Mace has also spoken in favor of cannabis reform and is a strong advocate for further rescheduling and decriminalization on the basis that these regulatory changes will help consumers get access to safer and cleaner cannabis products.

Califf responded to criticism from Rep. Pete Sessions (R-TX), who argued that the FDA was not giving the potential for abuse enough consideration and that the organization’s research into cannabis did not have a strong enough scientific foundation. 

“Let me remind you that a Schedule III does not put marijuana on the market in the United States,” Califf replied. “With all due respect, I think [cannabis] is differentiable from heroin and, I think, cigarettes.”
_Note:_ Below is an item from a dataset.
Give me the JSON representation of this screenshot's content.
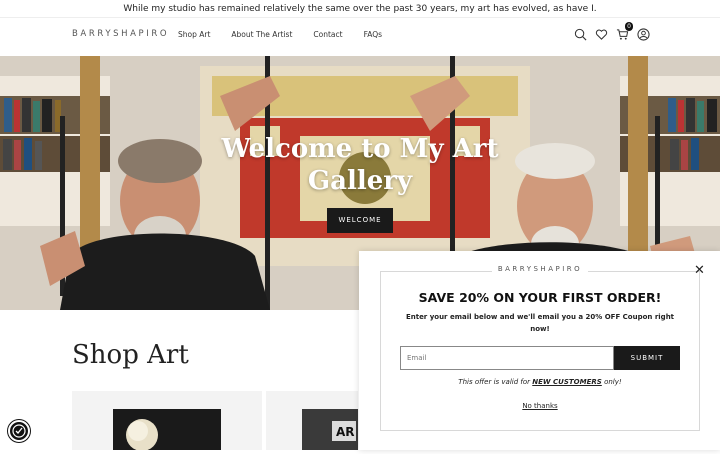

The rescheduling initiative would change cannabis from a Schedule I controlled substance, grouped with the likes of heroin and LSD, to a Schedule III substance. Schedule III substances are still regulated and controlled by the DEA, yet are deemed to have less potential for abuse and harm.

This discussion comes shortly after a recent White House summit, during which Vice President Kamala Harris and musical artist, Joseph Cartagena, “Fat Joe”, lead a discussion regarding the need for further decriminalization of cannabis.

President Biden has also been regularly addressing the need for and importance of cannabis reform, even from the campaign trail. The President even mentioned the need for further easing of penalties for those found to be in possession of the plant on a federal level during his recent State of the Union address.

Currently, 24 states have legalized recreational, adult-use cannabis. As the nation teeters towards a 50:50 split in terms of legalization, the cries for further reform grow louder and louder.